A portion of blame lay at the feet of my Master's degree. Completing the degree nearly killed my ability to read books for fun, especially dense fiction like that written by H.P. Lovecraft. Another portion of blame lay at the feet of H.P. Lovecraft himself.
He writes very dense stories.
There is almost no dialogue.
Everything is written from a first person point of view. Even if a story seems to begin in third person, or in third person omniscient, point of view it will quickly become first person.
I'm not used to many fictional stories being told in the first person pov. I understand that it is actually a common device in both YA (young adult) and Romance novels. Not in the sorts of stories I usually read for fun - commercial fiction of the science fiction / fantasy genre.
Now that I'm done grousing about the writting style, let me get to the meat of the review.
This is what horror should be.
There are no gory deaths, disgusting dismemberment, or all the other typical 'slasher flick' accoutrements. This is psychological horror. It is about the mundane made horrifying, the typical rendered terrible. It is the slow creep of the unseen, the revelation of the hidden.

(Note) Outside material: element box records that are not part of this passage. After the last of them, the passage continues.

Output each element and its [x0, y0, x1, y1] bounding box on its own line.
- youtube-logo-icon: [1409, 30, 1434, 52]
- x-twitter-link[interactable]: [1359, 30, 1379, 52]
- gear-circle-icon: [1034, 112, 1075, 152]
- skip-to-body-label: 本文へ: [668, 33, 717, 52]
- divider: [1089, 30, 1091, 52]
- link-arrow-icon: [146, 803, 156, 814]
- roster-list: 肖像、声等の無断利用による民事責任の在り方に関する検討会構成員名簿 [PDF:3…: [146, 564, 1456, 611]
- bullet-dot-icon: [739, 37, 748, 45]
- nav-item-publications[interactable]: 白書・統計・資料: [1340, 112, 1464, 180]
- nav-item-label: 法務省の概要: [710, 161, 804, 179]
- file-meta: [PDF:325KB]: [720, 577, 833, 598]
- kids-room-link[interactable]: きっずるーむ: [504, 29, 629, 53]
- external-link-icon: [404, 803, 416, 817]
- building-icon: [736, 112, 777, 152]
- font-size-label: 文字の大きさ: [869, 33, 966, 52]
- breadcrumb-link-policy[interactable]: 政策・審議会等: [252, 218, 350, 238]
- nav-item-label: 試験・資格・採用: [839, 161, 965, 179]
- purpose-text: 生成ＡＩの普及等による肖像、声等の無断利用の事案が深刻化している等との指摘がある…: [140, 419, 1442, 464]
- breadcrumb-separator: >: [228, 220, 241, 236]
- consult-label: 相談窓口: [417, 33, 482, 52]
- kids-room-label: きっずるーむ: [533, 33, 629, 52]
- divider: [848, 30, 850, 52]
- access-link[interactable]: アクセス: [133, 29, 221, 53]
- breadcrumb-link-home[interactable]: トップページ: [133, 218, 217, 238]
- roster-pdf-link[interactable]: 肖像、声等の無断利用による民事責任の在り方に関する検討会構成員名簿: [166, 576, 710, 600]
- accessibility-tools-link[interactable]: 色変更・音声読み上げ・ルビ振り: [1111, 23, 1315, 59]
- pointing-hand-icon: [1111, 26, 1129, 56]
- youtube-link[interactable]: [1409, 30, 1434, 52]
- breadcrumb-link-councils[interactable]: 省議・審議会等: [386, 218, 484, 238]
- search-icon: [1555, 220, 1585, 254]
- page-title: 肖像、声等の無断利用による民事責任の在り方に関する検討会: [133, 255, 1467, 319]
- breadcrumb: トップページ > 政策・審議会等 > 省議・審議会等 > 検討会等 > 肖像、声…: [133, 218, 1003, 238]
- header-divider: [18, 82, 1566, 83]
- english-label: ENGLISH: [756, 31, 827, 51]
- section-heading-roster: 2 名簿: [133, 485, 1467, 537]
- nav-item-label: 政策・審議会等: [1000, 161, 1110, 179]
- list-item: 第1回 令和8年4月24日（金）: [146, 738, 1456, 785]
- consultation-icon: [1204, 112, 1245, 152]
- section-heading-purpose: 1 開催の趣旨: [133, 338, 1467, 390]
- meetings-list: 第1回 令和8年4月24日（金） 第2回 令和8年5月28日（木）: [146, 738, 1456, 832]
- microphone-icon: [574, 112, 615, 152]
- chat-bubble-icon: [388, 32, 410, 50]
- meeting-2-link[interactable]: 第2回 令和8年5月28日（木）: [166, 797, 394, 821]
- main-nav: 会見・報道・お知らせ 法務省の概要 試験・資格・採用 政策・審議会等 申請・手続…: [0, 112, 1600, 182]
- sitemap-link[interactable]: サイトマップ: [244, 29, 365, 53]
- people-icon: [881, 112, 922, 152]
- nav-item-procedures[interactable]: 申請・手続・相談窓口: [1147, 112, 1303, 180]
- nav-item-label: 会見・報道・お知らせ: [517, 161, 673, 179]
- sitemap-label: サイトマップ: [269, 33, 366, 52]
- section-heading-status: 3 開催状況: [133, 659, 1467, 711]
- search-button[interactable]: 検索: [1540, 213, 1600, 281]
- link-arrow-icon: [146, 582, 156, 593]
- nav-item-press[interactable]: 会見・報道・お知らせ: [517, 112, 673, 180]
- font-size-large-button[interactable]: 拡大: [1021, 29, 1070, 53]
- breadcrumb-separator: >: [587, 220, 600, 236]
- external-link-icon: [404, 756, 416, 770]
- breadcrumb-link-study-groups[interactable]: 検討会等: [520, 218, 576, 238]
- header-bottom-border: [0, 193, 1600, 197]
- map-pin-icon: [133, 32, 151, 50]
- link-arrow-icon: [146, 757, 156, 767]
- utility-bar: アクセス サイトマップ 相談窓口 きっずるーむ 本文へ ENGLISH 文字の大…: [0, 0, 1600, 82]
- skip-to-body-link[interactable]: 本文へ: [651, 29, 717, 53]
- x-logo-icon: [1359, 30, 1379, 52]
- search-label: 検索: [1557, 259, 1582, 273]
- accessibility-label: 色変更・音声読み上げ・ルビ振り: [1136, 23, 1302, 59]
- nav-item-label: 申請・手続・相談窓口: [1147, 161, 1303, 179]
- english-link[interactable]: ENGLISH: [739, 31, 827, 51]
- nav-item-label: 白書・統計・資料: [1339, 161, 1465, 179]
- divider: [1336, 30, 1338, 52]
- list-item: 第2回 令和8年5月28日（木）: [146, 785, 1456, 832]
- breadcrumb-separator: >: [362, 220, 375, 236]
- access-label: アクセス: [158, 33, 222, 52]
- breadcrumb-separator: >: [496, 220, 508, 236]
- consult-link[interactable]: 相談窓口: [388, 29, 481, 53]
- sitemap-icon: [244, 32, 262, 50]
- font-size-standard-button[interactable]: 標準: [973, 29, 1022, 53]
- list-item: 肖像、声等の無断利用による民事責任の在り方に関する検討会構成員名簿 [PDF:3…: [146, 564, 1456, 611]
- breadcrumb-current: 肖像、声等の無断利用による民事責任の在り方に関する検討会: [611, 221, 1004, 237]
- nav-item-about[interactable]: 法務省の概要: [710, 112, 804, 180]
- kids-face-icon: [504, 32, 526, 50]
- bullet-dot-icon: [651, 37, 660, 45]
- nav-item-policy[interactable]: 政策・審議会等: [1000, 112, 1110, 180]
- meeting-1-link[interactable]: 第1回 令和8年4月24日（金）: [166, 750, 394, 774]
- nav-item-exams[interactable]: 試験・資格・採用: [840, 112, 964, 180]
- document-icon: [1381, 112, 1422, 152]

Now this book is a compilation of stories, and some of my all time favorite Lovecraftian tales are contained within.
The Colour out of Space
The Picture in the House
The Haunter of the Dark
The Shadow over Innsmouth
and
The Shadow out of Time
The copy I have is a nice old 1963 hardback printing with one of those classic clear plastic covers. That is just nice. The book feels weighty.
I have two more books in the series to get through, well... three, but I need to find a copy of that missing tome.